L’anamorphose et le miroir
Pour débattre des influences respectives de la poésie sur le récit et inversement, il faut tracer quelques lignes sur le contenu de ces deux formes artistiques. Car elles sont largement indépendantes et, si elles se connectent ou se diffusent dans d’autres formes d’art, poésie et récit en demeurent quand même entés au même arbre de la littérature. Cependant, pour moi, la poésie se range du côté de l’anamorphose ou de la transformation d’une image à l’aide d’un outil, donc travaillant à une réalité qui se déforme et s’adapte à la vision du poète. La poésie capte puis déforme la réalité pour trouver dans cette recherche, le Beau, le Vrai, le Néant, Dieu ou encore le Langage en sa propre nature ambiguë, à la fois contenant et vide de matière. Ainsi elle est pure expression particulière. Sa quête est celle de la finalité, mais d’une finalité brève et toujours recommencée, vers après vers, image après image, assonance après assonance, description d’une vision du monde qui se répète et que le poète justifie sans cesse.
Cette vision du monde ressemble en quelque sorte dans son principe, à celle du récit, ou plutôt à celle du feuilletoniste, du romancier. Ce dernier, on le sait depuis Stendhal, promène un miroir le long d’un chemin. Sachant cela, il faut ajouter que cette recension de la réalité, en quelque sorte objective, repose sur une contradiction. En effet, le roman fonctionne comme le mythe d’Actéon. Ce chasseur grec voit Diane, qui se refuse à tout regard. Mais en vérité il n’y a pas que le coup d’œil d’Actéon ou encore de Diane dans son courroux pour que nous connaissions la scène, mais la triangulation du regard du spectateur invité à voir ce que personne ne doit voir.

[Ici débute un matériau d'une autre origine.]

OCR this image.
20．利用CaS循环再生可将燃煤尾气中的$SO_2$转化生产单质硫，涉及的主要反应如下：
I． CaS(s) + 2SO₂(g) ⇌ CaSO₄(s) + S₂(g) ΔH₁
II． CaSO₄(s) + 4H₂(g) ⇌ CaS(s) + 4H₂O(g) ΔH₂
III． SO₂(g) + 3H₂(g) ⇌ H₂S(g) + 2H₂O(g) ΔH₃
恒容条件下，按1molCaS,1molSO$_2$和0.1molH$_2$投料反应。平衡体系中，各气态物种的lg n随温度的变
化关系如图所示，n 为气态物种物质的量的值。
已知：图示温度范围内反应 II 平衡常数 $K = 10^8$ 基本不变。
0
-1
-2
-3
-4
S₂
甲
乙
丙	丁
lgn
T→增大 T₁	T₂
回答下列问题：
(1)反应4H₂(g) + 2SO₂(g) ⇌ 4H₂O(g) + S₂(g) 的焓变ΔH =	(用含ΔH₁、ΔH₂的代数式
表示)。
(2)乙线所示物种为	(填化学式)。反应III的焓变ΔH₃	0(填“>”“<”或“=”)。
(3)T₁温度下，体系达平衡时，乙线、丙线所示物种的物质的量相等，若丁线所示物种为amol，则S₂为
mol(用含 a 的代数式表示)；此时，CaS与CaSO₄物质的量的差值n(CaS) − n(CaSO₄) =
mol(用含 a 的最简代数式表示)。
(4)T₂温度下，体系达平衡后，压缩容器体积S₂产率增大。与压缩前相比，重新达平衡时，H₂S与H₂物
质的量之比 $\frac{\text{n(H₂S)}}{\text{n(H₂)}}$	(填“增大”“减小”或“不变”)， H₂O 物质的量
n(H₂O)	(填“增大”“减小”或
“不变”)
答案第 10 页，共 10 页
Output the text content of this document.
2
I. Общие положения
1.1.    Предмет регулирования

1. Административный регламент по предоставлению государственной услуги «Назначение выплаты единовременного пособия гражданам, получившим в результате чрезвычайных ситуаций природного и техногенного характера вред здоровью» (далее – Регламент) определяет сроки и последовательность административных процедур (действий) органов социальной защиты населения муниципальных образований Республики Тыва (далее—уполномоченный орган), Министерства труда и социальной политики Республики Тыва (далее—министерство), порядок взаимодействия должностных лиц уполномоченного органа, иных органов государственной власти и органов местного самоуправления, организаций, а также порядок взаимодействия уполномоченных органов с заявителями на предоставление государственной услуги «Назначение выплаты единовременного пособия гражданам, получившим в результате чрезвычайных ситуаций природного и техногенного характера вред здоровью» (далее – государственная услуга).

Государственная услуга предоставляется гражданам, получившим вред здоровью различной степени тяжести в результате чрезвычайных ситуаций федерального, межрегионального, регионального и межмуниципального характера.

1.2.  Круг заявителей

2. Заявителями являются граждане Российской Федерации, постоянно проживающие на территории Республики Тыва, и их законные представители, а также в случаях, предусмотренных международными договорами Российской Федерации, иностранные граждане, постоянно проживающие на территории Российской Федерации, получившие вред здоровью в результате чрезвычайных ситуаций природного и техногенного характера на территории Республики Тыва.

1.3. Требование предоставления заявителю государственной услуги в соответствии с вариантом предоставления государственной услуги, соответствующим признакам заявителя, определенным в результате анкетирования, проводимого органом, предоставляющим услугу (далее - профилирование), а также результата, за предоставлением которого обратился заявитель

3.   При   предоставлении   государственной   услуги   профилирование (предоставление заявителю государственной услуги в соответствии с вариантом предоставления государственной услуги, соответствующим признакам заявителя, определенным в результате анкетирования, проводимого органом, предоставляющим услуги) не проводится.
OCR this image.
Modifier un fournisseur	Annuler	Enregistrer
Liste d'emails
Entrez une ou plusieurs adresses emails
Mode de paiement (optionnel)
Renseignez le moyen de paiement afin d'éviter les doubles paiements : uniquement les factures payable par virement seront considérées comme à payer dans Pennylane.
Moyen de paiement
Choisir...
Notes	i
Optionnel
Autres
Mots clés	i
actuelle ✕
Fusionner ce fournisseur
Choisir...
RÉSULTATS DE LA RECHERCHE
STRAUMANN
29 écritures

Le récit agit de cette manière, en laissant deviner les présences, les acteurs et les décors de la narration, peut-être parfois jouant sur les codes, rendant apparents les outils de la diégèse ou les dissimulant, niant, regimbant contre la diégèse elle-même, qui parfois du reste disparaît dans sa continuité – et peut-être est-ce là qu’elle s’approche un instant de l’idée de la poésie – mais qui laisse entendre que l’écrivain (l’écrivant ?) doit s’effacer pour que le récit ait lieu. Il lui faut donc quand même un temps, le déroulement, une sorte de fixité pour avancer dans les pages d’un roman, où comme spectateur, le romancier décrit une Diane fictive ; contrairement au poème qui par fragment, par strophe, oublie le poète au profit du langage, et ce faisant exhausse l’absent qu’il est au poème, non pour limiter l’effet d’irréalité si crainte du récit, mais pour augmenter l’effet captivant du texte. Le poème doit tenir entièrement et sans défaut dans chacun de ses vers, car la poésie est aussi art du chant, de la psalmodie. Et même si l’épopée, qui est un genre poétique, conduit vers des batailles et des errances, le chant est nécessaire, car le Roland furieux n’est passionnant qu’au titre de sa musique et non pas de la colère de Roland. Homère n’était-il pas rhapsode ?
Poésie et récit diffèrent. Mais ils ne sont pas hermétiques l’un à l’autre. Il y a récit quand le poème a besoin d’un locuteur, d’un homme-jasmin, d’un meidosem, ou d’hétéronymes. Il y a poésie quand le récit quitte sa continuité temporaire de mise en scène de son histoire, afin de retrouver une expérience, une écriture expérimentale, un ailleurs du roman. En un sens, les images de miroir et d’anamorphose reposent sur le même axiome : il faut toujours que l’écrivain creuse dans sa propre personne, et que cette excavation de lui-même, fût-elle au prix d’un narcissisme morbide, en vienne à refléter un moment de sa réalité, qui par essence est universelle.